The benchmark Nikkei-225 index slipped 108.01 points to 15 639.19 by the break, while the Topix index of all first-section shares edged down 0.23%, or 2.98 points, to 1 291.41.
On Thursday, the US Department of Labor reported weekly jobless claims fell to 326 000, indicating the jobs market is recovering slowly. Also, it said core consumer prices - which exclude volatile energy and food prices - rose just 0.1% in December.
The yearly rate was 1.5%, and the core rate was up 1.7%, below the Federal Reserve's 2.0% target.
On the corporate side US electronics retailer Best Buy plunged 28.6 percent on Wall Street after saying November-December same-store sales were 0.8 percent lower than the previous year's holiday shopping season.

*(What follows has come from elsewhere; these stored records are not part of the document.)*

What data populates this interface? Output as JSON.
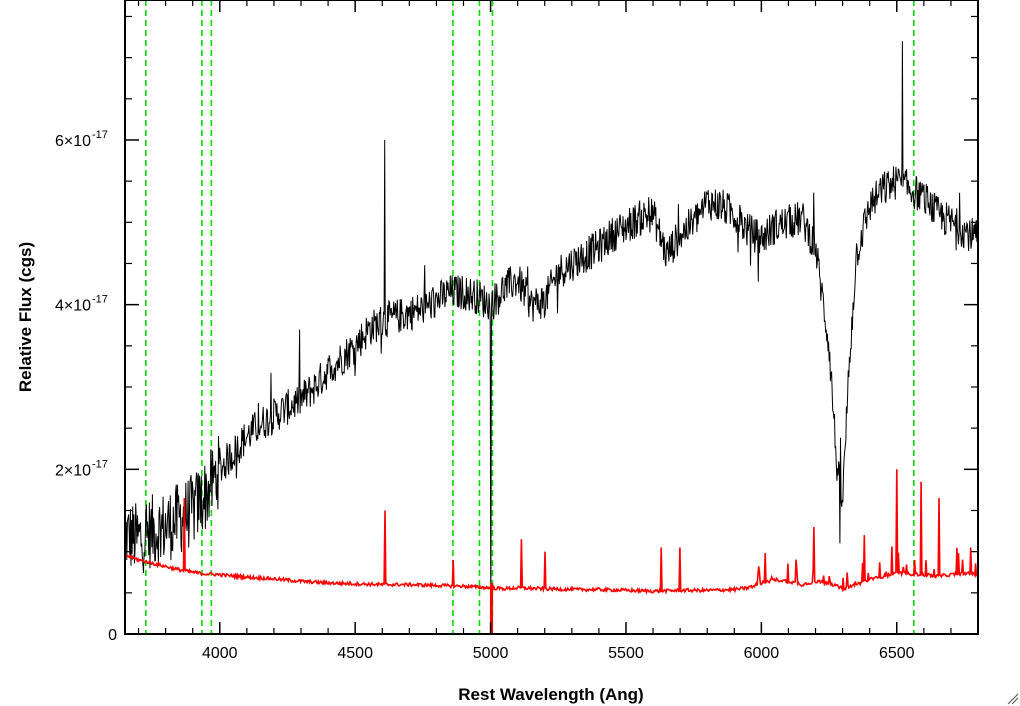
{
  "chart_data": {
    "type": "line",
    "title": "",
    "xlabel": "Rest Wavelength (Ang)",
    "ylabel": "Relative Flux (cgs)",
    "xlim": [
      3650,
      6800
    ],
    "ylim": [
      0,
      7.7e-17
    ],
    "x_tick_labels": [
      "4000",
      "4500",
      "5000",
      "5500",
      "6000",
      "6500"
    ],
    "x_ticks": [
      4000,
      4500,
      5000,
      5500,
      6000,
      6500
    ],
    "y_ticks": [
      {
        "value": 0,
        "label_mantissa": "0",
        "label_exp": ""
      },
      {
        "value": 2e-17,
        "label_mantissa": "2×10",
        "label_exp": "-17"
      },
      {
        "value": 4e-17,
        "label_mantissa": "4×10",
        "label_exp": "-17"
      },
      {
        "value": 6e-17,
        "label_mantissa": "6×10",
        "label_exp": "-17"
      }
    ],
    "grid": false,
    "legend": "none",
    "vertical_lines": [
      3727,
      3934,
      3969,
      4861,
      4959,
      5007,
      6563
    ],
    "series": [
      {
        "color": "#000000",
        "x": [
          3650,
          3700,
          3750,
          3800,
          3850,
          3900,
          3950,
          4000,
          4050,
          4100,
          4150,
          4200,
          4250,
          4300,
          4350,
          4400,
          4450,
          4500,
          4550,
          4600,
          4650,
          4700,
          4750,
          4800,
          4850,
          4900,
          4950,
          5000,
          5050,
          5100,
          5150,
          5200,
          5250,
          5300,
          5350,
          5400,
          5450,
          5500,
          5550,
          5600,
          5650,
          5700,
          5750,
          5800,
          5850,
          5900,
          5950,
          6000,
          6050,
          6100,
          6150,
          6200,
          6250,
          6280,
          6300,
          6320,
          6350,
          6400,
          6450,
          6500,
          6550,
          6600,
          6650,
          6700,
          6750,
          6800
        ],
        "y": [
          1.2e-17,
          1.15e-17,
          1.25e-17,
          1.3e-17,
          1.4e-17,
          1.5e-17,
          1.7e-17,
          2e-17,
          2.2e-17,
          2.4e-17,
          2.55e-17,
          2.65e-17,
          2.75e-17,
          2.85e-17,
          3e-17,
          3.2e-17,
          3.35e-17,
          3.5e-17,
          3.7e-17,
          3.8e-17,
          3.85e-17,
          3.9e-17,
          3.95e-17,
          4.05e-17,
          4.15e-17,
          4.15e-17,
          4.1e-17,
          4e-17,
          4.2e-17,
          4.3e-17,
          4e-17,
          4.05e-17,
          4.4e-17,
          4.5e-17,
          4.6e-17,
          4.7e-17,
          4.85e-17,
          4.95e-17,
          5.05e-17,
          5.1e-17,
          4.6e-17,
          4.85e-17,
          5e-17,
          5.25e-17,
          5.2e-17,
          5.1e-17,
          4.9e-17,
          4.8e-17,
          4.95e-17,
          5e-17,
          5.05e-17,
          4.7e-17,
          3.5e-17,
          2e-17,
          1.6e-17,
          3e-17,
          4.6e-17,
          5.2e-17,
          5.4e-17,
          5.5e-17,
          5.4e-17,
          5.3e-17,
          5.1e-17,
          5e-17,
          4.9e-17,
          4.8e-17
        ]
      },
      {
        "color": "#ff0000",
        "x": [
          3650,
          3700,
          3750,
          3800,
          3850,
          3900,
          3950,
          4000,
          4100,
          4200,
          4300,
          4400,
          4500,
          4600,
          4700,
          4800,
          4900,
          5000,
          5050,
          5100,
          5200,
          5300,
          5400,
          5500,
          5600,
          5700,
          5800,
          5900,
          5950,
          6000,
          6050,
          6100,
          6150,
          6200,
          6250,
          6300,
          6350,
          6400,
          6450,
          6500,
          6550,
          6600,
          6650,
          6700,
          6750,
          6800
        ],
        "y": [
          9.6e-18,
          9e-18,
          8.6e-18,
          8.2e-18,
          7.8e-18,
          7.5e-18,
          7.3e-18,
          7.2e-18,
          6.9e-18,
          6.7e-18,
          6.4e-18,
          6.2e-18,
          6.1e-18,
          6e-18,
          6e-18,
          5.9e-18,
          5.8e-18,
          5.6e-18,
          5.5e-18,
          5.6e-18,
          5.5e-18,
          5.4e-18,
          5.4e-18,
          5.3e-18,
          5.2e-18,
          5.3e-18,
          5.3e-18,
          5.4e-18,
          5.6e-18,
          6.2e-18,
          6.6e-18,
          6.4e-18,
          6e-18,
          6.4e-18,
          6.2e-18,
          5.5e-18,
          6e-18,
          6.6e-18,
          7e-18,
          7.4e-18,
          7.3e-18,
          7.2e-18,
          7e-18,
          7.2e-18,
          7.4e-18,
          7.2e-18
        ]
      }
    ],
    "emission_spikes": [
      {
        "x": 3868,
        "y": 1.65e-17
      },
      {
        "x": 4610,
        "y": 1.5e-17
      },
      {
        "x": 4861,
        "y": 9e-18
      },
      {
        "x": 5115,
        "y": 1.15e-17
      },
      {
        "x": 5200,
        "y": 1e-17
      },
      {
        "x": 5630,
        "y": 1.05e-17
      },
      {
        "x": 5700,
        "y": 1.05e-17
      },
      {
        "x": 6195,
        "y": 1.3e-17
      },
      {
        "x": 6380,
        "y": 1.2e-17
      },
      {
        "x": 6500,
        "y": 2e-17
      },
      {
        "x": 6590,
        "y": 1.85e-17
      },
      {
        "x": 6655,
        "y": 1.65e-17
      }
    ]
  }
}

Citigroup took a hit with below-forecast earnings and chip giant Intel also sank in after-market trade as it said net profit last year fell 13%.
"Intel Corp's earnings miss and lukewarm forecast are likely to have a measurable impact on Japanese stocks, given its size and influence in the PC market," Okasan Securities director Takashi Matsumoto told Dow Jones Newswires.
The Dow fell 0.39% and the S&P 500 slipped 0.13% a day after hitting a record high but the Nasdaq edged up 0.09%.
In forex trading, the drifted to 104.28 yen in morning Tokyo trade, from 104.37 yen in New York Thursday, as a Japanese government monthly report described the economy as "recovering" for the first time in six years.